North Berwick hasn’t received the kind of exposure that comes with hosting major tournaments, and hasn’t needed that to become a destination for golfers. Ranked No. 60 in the world by Golf Digest, No. 63 by Golf Magazine, it attracted 11,000 visitors last year.
Visitor green fees are 105 pounds (about $130) for a weekday round, a tremendous value considering the golf course; Ferguson said that for a long time the club tried to keep the greens fee under 100 pounds, but raised them 10 percent to create more playing opportunities for members.
Such is the draw of North Berwick that the increase only reduced visitor play by 1 percent, he said.
Three holes at North Berwick are listed among the top 500 in golf — the par 4 No. 7 hole, with Eil Burn in front of the green, creating a second shot challenge; the par 5 No. 9 hole, and, most famously, No. 15, the Redan hole, the term used for a military defense, in this case a par 3 of 173 to 190 yards, depending on tee box, in which the golfer must clear a mound with two bunkers to a right-to-left sloping green that he can’t see — and neither can he see the huge bunker and the swale between the mound and the putting surface.

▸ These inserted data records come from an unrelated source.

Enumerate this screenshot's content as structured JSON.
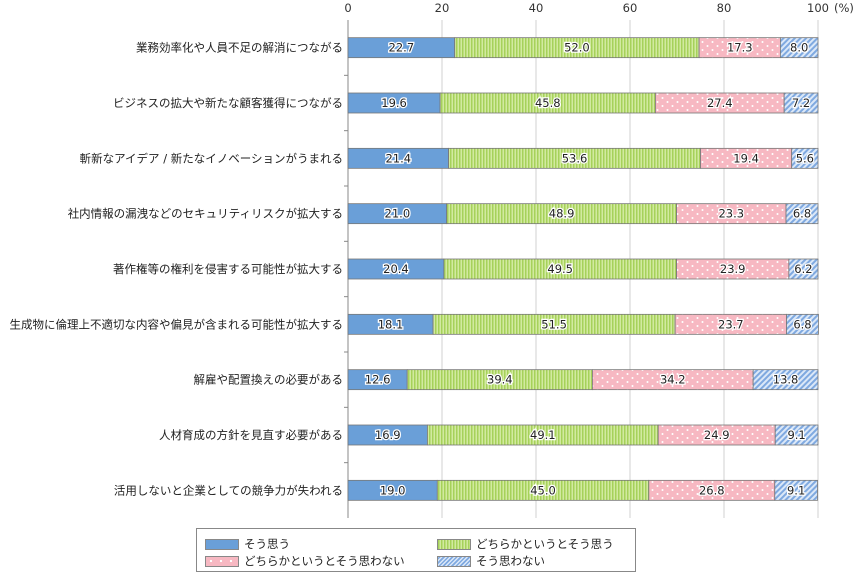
{
  "chart_data": {
    "type": "bar",
    "orientation": "horizontal",
    "stacked": true,
    "unit": "(%)",
    "xlim": [
      0,
      100
    ],
    "x_ticks": [
      0,
      20,
      40,
      60,
      80,
      100
    ],
    "x_tick_labels": [
      "0",
      "20",
      "40",
      "60",
      "80",
      "100"
    ],
    "grid": true,
    "legend_position": "bottom",
    "categories": [
      "業務効率化や人員不足の解消につながる",
      "ビジネスの拡大や新たな顧客獲得につながる",
      "斬新なアイデア / 新たなイノベーションがうまれる",
      "社内情報の漏洩などのセキュリティリスクが拡大する",
      "著作権等の権利を侵害する可能性が拡大する",
      "生成物に倫理上不適切な内容や偏見が含まれる可能性が拡大する",
      "解雇や配置換えの必要がある",
      "人材育成の方針を見直す必要がある",
      "活用しないと企業としての競争力が失われる"
    ],
    "series": [
      {
        "name": "そう思う",
        "color": "#6a9fd8",
        "pattern": "solid",
        "values": [
          22.7,
          19.6,
          21.4,
          21.0,
          20.4,
          18.1,
          12.6,
          16.9,
          19.0
        ]
      },
      {
        "name": "どちらかというとそう思う",
        "color": "#b5dc6e",
        "pattern": "vertical-stripes",
        "values": [
          52.0,
          45.8,
          53.6,
          48.9,
          49.5,
          51.5,
          39.4,
          49.1,
          45.0
        ]
      },
      {
        "name": "どちらかというとそう思わない",
        "color": "#f7b8c2",
        "pattern": "dots",
        "values": [
          17.3,
          27.4,
          19.4,
          23.3,
          23.9,
          23.7,
          34.2,
          24.9,
          26.8
        ]
      },
      {
        "name": "そう思わない",
        "color": "#a9c6ec",
        "pattern": "diagonal-stripes",
        "values": [
          8.0,
          7.2,
          5.6,
          6.8,
          6.2,
          6.8,
          13.8,
          9.1,
          9.1
        ]
      }
    ]
  }
}
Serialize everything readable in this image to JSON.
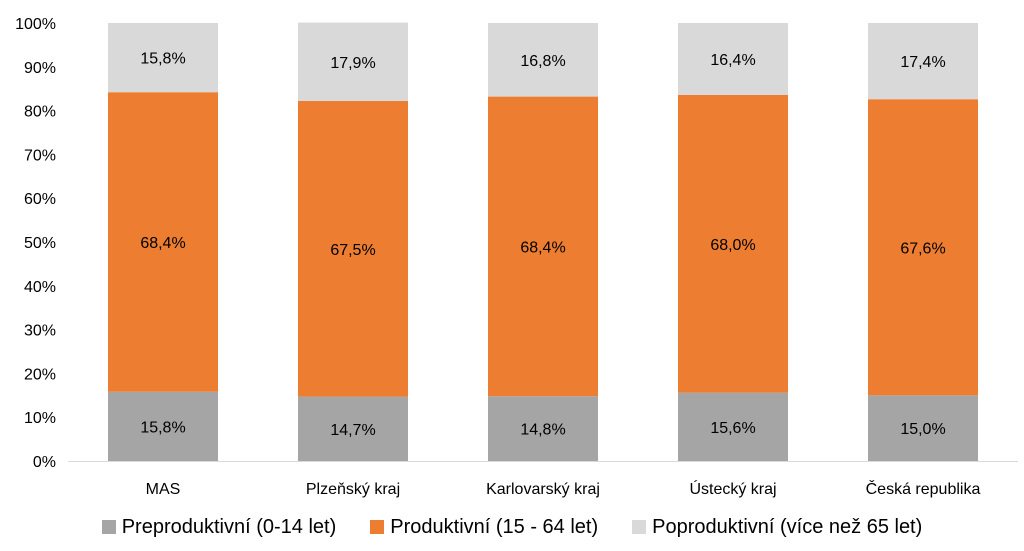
{
  "chart_data": {
    "type": "bar",
    "stacked": true,
    "categories": [
      "MAS",
      "Plzeňský kraj",
      "Karlovarský kraj",
      "Ústecký kraj",
      "Česká republika"
    ],
    "series": [
      {
        "name": "Preproduktivní (0-14 let)",
        "color": "#a5a5a5",
        "values": [
          15.8,
          14.7,
          14.8,
          15.6,
          15.0
        ],
        "labels": [
          "15,8%",
          "14,7%",
          "14,8%",
          "15,6%",
          "15,0%"
        ]
      },
      {
        "name": "Produktivní (15 - 64 let)",
        "color": "#ed7d31",
        "values": [
          68.4,
          67.5,
          68.4,
          68.0,
          67.6
        ],
        "labels": [
          "68,4%",
          "67,5%",
          "68,4%",
          "68,0%",
          "67,6%"
        ]
      },
      {
        "name": "Poproduktivní (více než 65 let)",
        "color": "#d9d9d9",
        "values": [
          15.8,
          17.9,
          16.8,
          16.4,
          17.4
        ],
        "labels": [
          "15,8%",
          "17,9%",
          "16,8%",
          "16,4%",
          "17,4%"
        ]
      }
    ],
    "yticks": [
      "0%",
      "10%",
      "20%",
      "30%",
      "40%",
      "50%",
      "60%",
      "70%",
      "80%",
      "90%",
      "100%"
    ],
    "ylim": [
      0,
      100
    ],
    "grid": false,
    "legend_position": "bottom"
  }
}
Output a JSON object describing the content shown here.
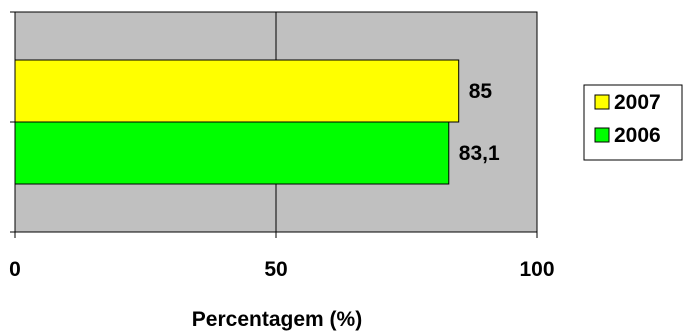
{
  "chart_data": {
    "type": "bar",
    "orientation": "horizontal",
    "categories": [
      ""
    ],
    "series": [
      {
        "name": "2007",
        "values": [
          85
        ],
        "value_labels": [
          "85"
        ],
        "color": "#ffff00"
      },
      {
        "name": "2006",
        "values": [
          83.1
        ],
        "value_labels": [
          "83,1"
        ],
        "color": "#00ff00"
      }
    ],
    "xlabel": "Percentagem (%)",
    "ylabel": "",
    "xlim": [
      0,
      100
    ],
    "x_ticks": [
      0,
      50,
      100
    ],
    "x_tick_labels": [
      "0",
      "50",
      "100"
    ],
    "grid": true,
    "legend_position": "right",
    "plot_background": "#c0c0c0"
  }
}
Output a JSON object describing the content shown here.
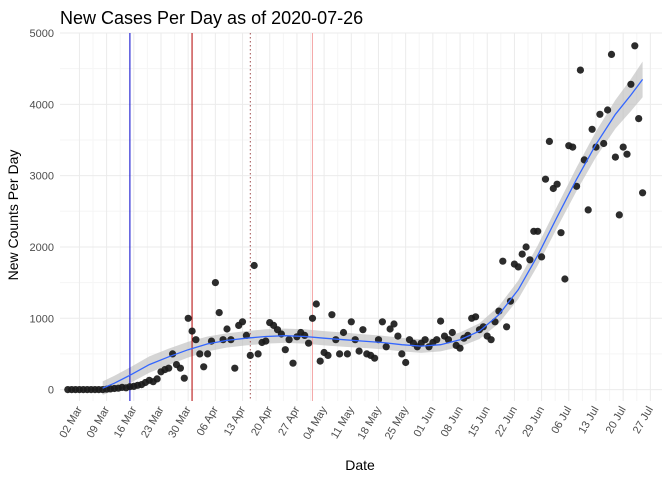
{
  "chart_data": {
    "type": "scatter",
    "title": "New Cases Per Day as of 2020-07-26",
    "xlabel": "Date",
    "ylabel": "New Counts Per Day",
    "x_start": "2020-02-26",
    "xlim": [
      "2020-02-26",
      "2020-07-30"
    ],
    "ylim": [
      -160,
      5000
    ],
    "y_ticks": [
      0,
      1000,
      2000,
      3000,
      4000,
      5000
    ],
    "x_ticks": [
      {
        "date": "2020-03-02",
        "label": "02 Mar"
      },
      {
        "date": "2020-03-09",
        "label": "09 Mar"
      },
      {
        "date": "2020-03-16",
        "label": "16 Mar"
      },
      {
        "date": "2020-03-23",
        "label": "23 Mar"
      },
      {
        "date": "2020-03-30",
        "label": "30 Mar"
      },
      {
        "date": "2020-04-06",
        "label": "06 Apr"
      },
      {
        "date": "2020-04-13",
        "label": "13 Apr"
      },
      {
        "date": "2020-04-20",
        "label": "20 Apr"
      },
      {
        "date": "2020-04-27",
        "label": "27 Apr"
      },
      {
        "date": "2020-05-04",
        "label": "04 May"
      },
      {
        "date": "2020-05-11",
        "label": "11 May"
      },
      {
        "date": "2020-05-18",
        "label": "18 May"
      },
      {
        "date": "2020-05-25",
        "label": "25 May"
      },
      {
        "date": "2020-06-01",
        "label": "01 Jun"
      },
      {
        "date": "2020-06-08",
        "label": "08 Jun"
      },
      {
        "date": "2020-06-15",
        "label": "15 Jun"
      },
      {
        "date": "2020-06-22",
        "label": "22 Jun"
      },
      {
        "date": "2020-06-29",
        "label": "29 Jun"
      },
      {
        "date": "2020-07-06",
        "label": "06 Jul"
      },
      {
        "date": "2020-07-13",
        "label": "13 Jul"
      },
      {
        "date": "2020-07-20",
        "label": "20 Jul"
      },
      {
        "date": "2020-07-27",
        "label": "27 Jul"
      }
    ],
    "grid": true,
    "colors": {
      "points": "#1a1a1a",
      "smooth_line": "#3366ff",
      "ribbon": "#bfbfbf",
      "vline_blue": "#0000cc",
      "vline_red": "#b30000",
      "vline_dotted": "#a05050",
      "vline_pink": "#f4a6a6",
      "grid_major": "#ebebeb",
      "grid_minor": "#f5f5f5"
    },
    "vlines": [
      {
        "date": "2020-03-15",
        "color": "#0000cc",
        "style": "solid"
      },
      {
        "date": "2020-03-31",
        "color": "#b30000",
        "style": "solid"
      },
      {
        "date": "2020-04-15",
        "color": "#a05050",
        "style": "dotted"
      },
      {
        "date": "2020-05-01",
        "color": "#f4a6a6",
        "style": "solid"
      }
    ],
    "series": [
      {
        "type": "scatter",
        "values": [
          [
            "2020-02-28",
            0
          ],
          [
            "2020-02-29",
            0
          ],
          [
            "2020-03-01",
            0
          ],
          [
            "2020-03-02",
            0
          ],
          [
            "2020-03-03",
            0
          ],
          [
            "2020-03-04",
            0
          ],
          [
            "2020-03-05",
            0
          ],
          [
            "2020-03-06",
            0
          ],
          [
            "2020-03-07",
            0
          ],
          [
            "2020-03-08",
            0
          ],
          [
            "2020-03-09",
            5
          ],
          [
            "2020-03-10",
            10
          ],
          [
            "2020-03-11",
            15
          ],
          [
            "2020-03-12",
            20
          ],
          [
            "2020-03-13",
            30
          ],
          [
            "2020-03-14",
            25
          ],
          [
            "2020-03-15",
            40
          ],
          [
            "2020-03-16",
            45
          ],
          [
            "2020-03-17",
            60
          ],
          [
            "2020-03-18",
            70
          ],
          [
            "2020-03-19",
            100
          ],
          [
            "2020-03-20",
            130
          ],
          [
            "2020-03-21",
            110
          ],
          [
            "2020-03-22",
            150
          ],
          [
            "2020-03-23",
            250
          ],
          [
            "2020-03-24",
            280
          ],
          [
            "2020-03-25",
            300
          ],
          [
            "2020-03-26",
            500
          ],
          [
            "2020-03-27",
            350
          ],
          [
            "2020-03-28",
            300
          ],
          [
            "2020-03-29",
            160
          ],
          [
            "2020-03-30",
            1000
          ],
          [
            "2020-03-31",
            820
          ],
          [
            "2020-04-01",
            700
          ],
          [
            "2020-04-02",
            500
          ],
          [
            "2020-04-03",
            320
          ],
          [
            "2020-04-04",
            500
          ],
          [
            "2020-04-05",
            680
          ],
          [
            "2020-04-06",
            1500
          ],
          [
            "2020-04-07",
            1080
          ],
          [
            "2020-04-08",
            700
          ],
          [
            "2020-04-09",
            850
          ],
          [
            "2020-04-10",
            700
          ],
          [
            "2020-04-11",
            300
          ],
          [
            "2020-04-12",
            900
          ],
          [
            "2020-04-13",
            950
          ],
          [
            "2020-04-14",
            760
          ],
          [
            "2020-04-15",
            480
          ],
          [
            "2020-04-16",
            1740
          ],
          [
            "2020-04-17",
            500
          ],
          [
            "2020-04-18",
            660
          ],
          [
            "2020-04-19",
            680
          ],
          [
            "2020-04-20",
            940
          ],
          [
            "2020-04-21",
            900
          ],
          [
            "2020-04-22",
            840
          ],
          [
            "2020-04-23",
            780
          ],
          [
            "2020-04-24",
            560
          ],
          [
            "2020-04-25",
            700
          ],
          [
            "2020-04-26",
            370
          ],
          [
            "2020-04-27",
            740
          ],
          [
            "2020-04-28",
            800
          ],
          [
            "2020-04-29",
            760
          ],
          [
            "2020-04-30",
            650
          ],
          [
            "2020-05-01",
            1000
          ],
          [
            "2020-05-02",
            1200
          ],
          [
            "2020-05-03",
            400
          ],
          [
            "2020-05-04",
            520
          ],
          [
            "2020-05-05",
            480
          ],
          [
            "2020-05-06",
            1050
          ],
          [
            "2020-05-07",
            700
          ],
          [
            "2020-05-08",
            500
          ],
          [
            "2020-05-09",
            800
          ],
          [
            "2020-05-10",
            500
          ],
          [
            "2020-05-11",
            950
          ],
          [
            "2020-05-12",
            700
          ],
          [
            "2020-05-13",
            540
          ],
          [
            "2020-05-14",
            840
          ],
          [
            "2020-05-15",
            500
          ],
          [
            "2020-05-16",
            480
          ],
          [
            "2020-05-17",
            440
          ],
          [
            "2020-05-18",
            700
          ],
          [
            "2020-05-19",
            950
          ],
          [
            "2020-05-20",
            600
          ],
          [
            "2020-05-21",
            850
          ],
          [
            "2020-05-22",
            920
          ],
          [
            "2020-05-23",
            750
          ],
          [
            "2020-05-24",
            500
          ],
          [
            "2020-05-25",
            380
          ],
          [
            "2020-05-26",
            700
          ],
          [
            "2020-05-27",
            650
          ],
          [
            "2020-05-28",
            600
          ],
          [
            "2020-05-29",
            650
          ],
          [
            "2020-05-30",
            700
          ],
          [
            "2020-05-31",
            600
          ],
          [
            "2020-06-01",
            660
          ],
          [
            "2020-06-02",
            700
          ],
          [
            "2020-06-03",
            960
          ],
          [
            "2020-06-04",
            750
          ],
          [
            "2020-06-05",
            700
          ],
          [
            "2020-06-06",
            800
          ],
          [
            "2020-06-07",
            620
          ],
          [
            "2020-06-08",
            580
          ],
          [
            "2020-06-09",
            720
          ],
          [
            "2020-06-10",
            760
          ],
          [
            "2020-06-11",
            1000
          ],
          [
            "2020-06-12",
            1020
          ],
          [
            "2020-06-13",
            840
          ],
          [
            "2020-06-14",
            880
          ],
          [
            "2020-06-15",
            750
          ],
          [
            "2020-06-16",
            700
          ],
          [
            "2020-06-17",
            950
          ],
          [
            "2020-06-18",
            1100
          ],
          [
            "2020-06-19",
            1800
          ],
          [
            "2020-06-20",
            880
          ],
          [
            "2020-06-21",
            1240
          ],
          [
            "2020-06-22",
            1760
          ],
          [
            "2020-06-23",
            1720
          ],
          [
            "2020-06-24",
            1900
          ],
          [
            "2020-06-25",
            2000
          ],
          [
            "2020-06-26",
            1820
          ],
          [
            "2020-06-27",
            2220
          ],
          [
            "2020-06-28",
            2220
          ],
          [
            "2020-06-29",
            1860
          ],
          [
            "2020-06-30",
            2950
          ],
          [
            "2020-07-01",
            3480
          ],
          [
            "2020-07-02",
            2820
          ],
          [
            "2020-07-03",
            2880
          ],
          [
            "2020-07-04",
            2200
          ],
          [
            "2020-07-05",
            1550
          ],
          [
            "2020-07-06",
            3420
          ],
          [
            "2020-07-07",
            3400
          ],
          [
            "2020-07-08",
            2850
          ],
          [
            "2020-07-09",
            4480
          ],
          [
            "2020-07-10",
            3220
          ],
          [
            "2020-07-11",
            2520
          ],
          [
            "2020-07-12",
            3650
          ],
          [
            "2020-07-13",
            3400
          ],
          [
            "2020-07-14",
            3860
          ],
          [
            "2020-07-15",
            3450
          ],
          [
            "2020-07-16",
            3920
          ],
          [
            "2020-07-17",
            4700
          ],
          [
            "2020-07-18",
            3260
          ],
          [
            "2020-07-19",
            2450
          ],
          [
            "2020-07-20",
            3400
          ],
          [
            "2020-07-21",
            3300
          ],
          [
            "2020-07-22",
            4280
          ],
          [
            "2020-07-23",
            4820
          ],
          [
            "2020-07-24",
            3800
          ],
          [
            "2020-07-25",
            2760
          ]
        ]
      },
      {
        "type": "smooth",
        "values": [
          [
            "2020-03-08",
            20
          ],
          [
            "2020-03-11",
            90
          ],
          [
            "2020-03-15",
            200
          ],
          [
            "2020-03-20",
            350
          ],
          [
            "2020-03-25",
            460
          ],
          [
            "2020-03-30",
            560
          ],
          [
            "2020-04-04",
            640
          ],
          [
            "2020-04-09",
            690
          ],
          [
            "2020-04-14",
            720
          ],
          [
            "2020-04-19",
            745
          ],
          [
            "2020-04-24",
            755
          ],
          [
            "2020-04-29",
            745
          ],
          [
            "2020-05-04",
            720
          ],
          [
            "2020-05-09",
            700
          ],
          [
            "2020-05-14",
            680
          ],
          [
            "2020-05-19",
            660
          ],
          [
            "2020-05-24",
            630
          ],
          [
            "2020-05-29",
            610
          ],
          [
            "2020-06-03",
            630
          ],
          [
            "2020-06-08",
            700
          ],
          [
            "2020-06-13",
            820
          ],
          [
            "2020-06-18",
            1050
          ],
          [
            "2020-06-23",
            1400
          ],
          [
            "2020-06-28",
            1880
          ],
          [
            "2020-07-03",
            2420
          ],
          [
            "2020-07-08",
            2950
          ],
          [
            "2020-07-13",
            3440
          ],
          [
            "2020-07-18",
            3860
          ],
          [
            "2020-07-22",
            4130
          ],
          [
            "2020-07-25",
            4350
          ]
        ],
        "ci_halfwidth": [
          95,
          105,
          110,
          115,
          115,
          110,
          105,
          100,
          100,
          100,
          100,
          100,
          100,
          100,
          95,
          95,
          95,
          95,
          95,
          100,
          110,
          120,
          130,
          140,
          150,
          165,
          180,
          200,
          225,
          250
        ]
      }
    ]
  }
}
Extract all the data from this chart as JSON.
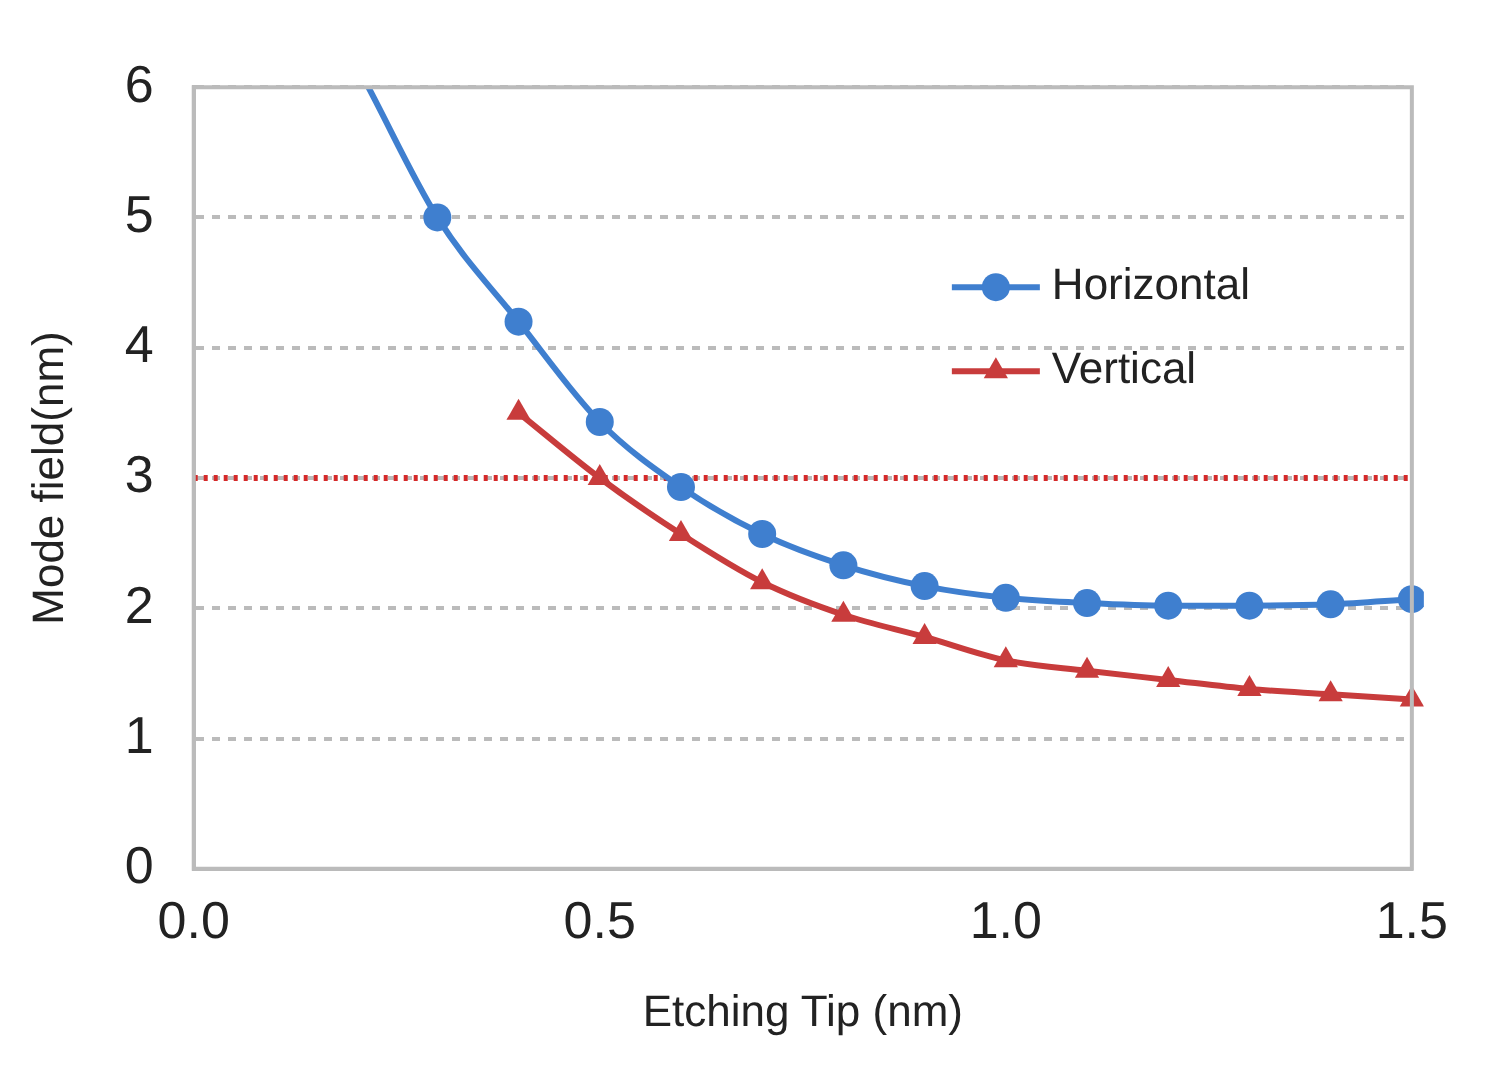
{
  "chart_data": {
    "type": "line",
    "xlabel": "Etching Tip (nm)",
    "ylabel": "Mode field(nm)",
    "xlim": [
      0,
      1.5
    ],
    "xticks": [
      {
        "value": 0,
        "label": "0.0"
      },
      {
        "value": 0.5,
        "label": "0.5"
      },
      {
        "value": 1,
        "label": "1.0"
      },
      {
        "value": 1.5,
        "label": "1.5"
      }
    ],
    "ylim": [
      0,
      6
    ],
    "yticks": [
      0,
      1,
      2,
      3,
      4,
      5,
      6
    ],
    "grid": "y",
    "legend": "top right",
    "line_style": "solid",
    "ref_lines": [
      {
        "axis": "y",
        "value": 3,
        "color": "#d42a2a",
        "line_style": "dotted"
      }
    ],
    "series": [
      {
        "name": "Horizontal",
        "color": "#3f7fcf",
        "marker": "circle",
        "x": [
          0.215,
          0.3,
          0.4,
          0.5,
          0.6,
          0.7,
          0.8,
          0.9,
          1.0,
          1.1,
          1.2,
          1.3,
          1.4,
          1.5
        ],
        "values": [
          6,
          5.0,
          4.2,
          3.43,
          2.93,
          2.57,
          2.33,
          2.17,
          2.08,
          2.04,
          2.02,
          2.02,
          2.03,
          2.07
        ]
      },
      {
        "name": "Vertical",
        "color": "#c83c3c",
        "marker": "triangle",
        "x": [
          0.4,
          0.5,
          0.6,
          0.7,
          0.8,
          0.9,
          1.0,
          1.1,
          1.2,
          1.3,
          1.4,
          1.5
        ],
        "values": [
          3.5,
          3.0,
          2.57,
          2.2,
          1.95,
          1.78,
          1.6,
          1.52,
          1.45,
          1.38,
          1.34,
          1.3
        ]
      }
    ]
  }
}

But those are far from the only memorable holes. There’s No. 13, in which an old stone wall separates the green from the fairway, and No. 14, a par 4 called “Perfection,” no doubt because that’s required; there’s No. 16, where the green complex consists of two islands, as it were, separated by a swale; there’s No. 10, where the tee box, after some inland holes, takes the golfer back to views of the Firth.
This isn’t an extremely long course, 6,150 from the blue tees on the visitors’ card, at a par of 71. “The fact is that it’s got character,” Ferguson said.
At the invitation and intercession of David Connor of VisitScotland, I played North Berwick on Sunday with three Northwest colleagues in golf journalism:
Former Register-Guard sports editor and columnist (and then of the Seattle Times) Blaine Newnham, one of the most respected golf writers in the Pacific Northwest, author of “America’s St. Andrews” about the construction of Chambers Bay; Tom Cade, director of communications for the Pacific Northwest Golf Association and editor of Pacific Northwest Golfer Magazine, and Rob Perry, the immensely gifted photographer (and golfer) who specializes in golf courses.
Certainly, it was a very good and fun day, the course is tremendous, in the discussion for everyone’s favorite golf course of the trip.
But it was bittersweet, too, because it was our last day, and because we had built to this final day with great expectation for Newnham, who has played so many great courses but never this one. Unfortunately, when morning came, so did an out-of-the-blue upper arm injury that prevented him from swinging a club.
And so there was no final match between former Register-Guard sports editors (Blaine had already clinched Scotland); Newnham walked the course with us, rolling putts on the greens, and seeing the reality of the wonderful course he’d dreamed about.
Cade shot 77, in windy conditions; Perry, who at one point had three straight birdies, left his round incomplete to shoot photographs in the late-afternoon light. My own round was erratic, not what I would have hoped, unofficially high 90s, and a couple of holes truly defeated me, though I only lost one ball, making my final total 15 lost over 10 rounds, against five found, a big improvement over last year at Ireland and North Wales, when I lost 40 in 12 rounds.
And I can also report that after miserable performances on some of Scotland’s most iconic golf holes — The Alps at Prestwick, The Railway at Royal Troon, among others — I found the green from 173 yards on the Redan hole and recorded a two-putt par!
The final hole of the trip, No. 18, is a short par 4, and Cade, from 269 yards and I, from 245, both hit our tee shots just short of the green. A longish putt on to the green, for each of us, and another putt into the hole, and we each left North Berwick with birdies.
A nice memory, but merely a footnote to this journey in which we saw special golf courses, met some wonderful people and shared great experiences as friends, so very grateful for the chance to be here. And with that we bid farewell to North Berwick, and to Scotland.